She closed her eyes. “You went looking for me.”
“I went looking for the woman I met in Afghanistan. The one who told me she wanted to touch the stars. The one who beat me in one-on-one. The girl who sang to me . . .”
“How do I live without you . . .”
She turned to face him, the memory ripe. The music over the fire one random night, the words from a LeAnn Rimes song easy to sing, emitting from her heart.
She wanted him to love the girl he met overseas. Not the wreck she’d been before. Or was becoming now. “You don’t want to know—”
“I want to know it all. And I’m not going anywhere.” He held out his hand. “Ham will be here. He’s alive, I know it. And he’ll get us.”
Orion was lying to her, she knew it. But she took his hand, sat down next to him. He was shivering, and so was she, the cold settling into her bones. Overhead, a blizzard was sweeping over the ice field.
No, Ham wasn’t coming for them. But she didn’t say that as Orion unzipped his jacket, pulled her against himself, and settled his jacket around her. His body heat radiated right to her core, his arm tight around her.
“How old were you?”
“Thirteen.”
He made a sound, deep in his chest, something of a grunt, as if her words were a punch.

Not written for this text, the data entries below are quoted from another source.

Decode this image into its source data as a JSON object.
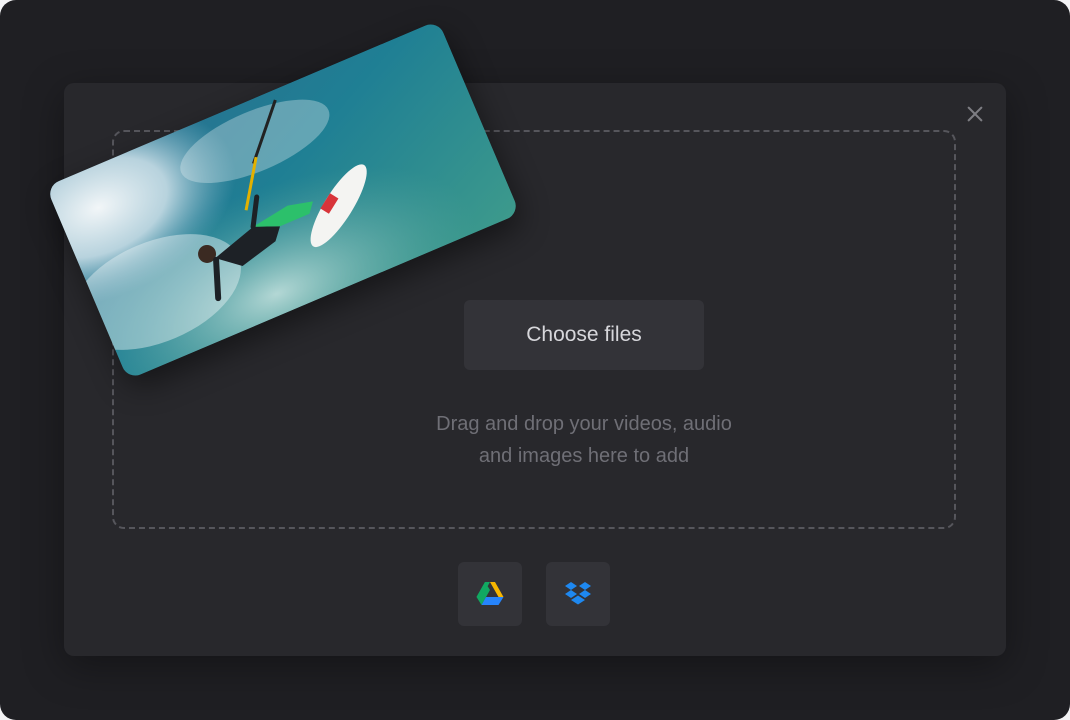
{
  "dialog": {
    "choose_files_label": "Choose files",
    "hint_line1": "Drag and drop your videos, audio",
    "hint_line2": "and images here to add"
  },
  "icons": {
    "close": "close-icon",
    "google_drive": "google-drive-icon",
    "dropbox": "dropbox-icon"
  },
  "colors": {
    "background": "#1f1f23",
    "modal": "#28282c",
    "button": "#333338",
    "dropbox_blue": "#0061fe"
  }
}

“The worst part is, Billy completely deceived us. Looked me in the eye and told me that my mother and I were the most important people in the world to him. When she met him, he was leading her AA group. I thought he was trustworthy. Kind. He made us both believe in love. And . . . neither of us saw it coming.”
Orion tucked her in, under his chin. Her shivering slowed.
“It was the little things. Like, after he moved in, she wasn’t allowed to use the phone without his permission. He told her how to dress and what music to listen to. He cut her off from her friends—wouldn’t let her go to AA anymore. Said that he could give her all the counsel she needed. And sometimes he’d lose his temper and yell at her. Throw things.”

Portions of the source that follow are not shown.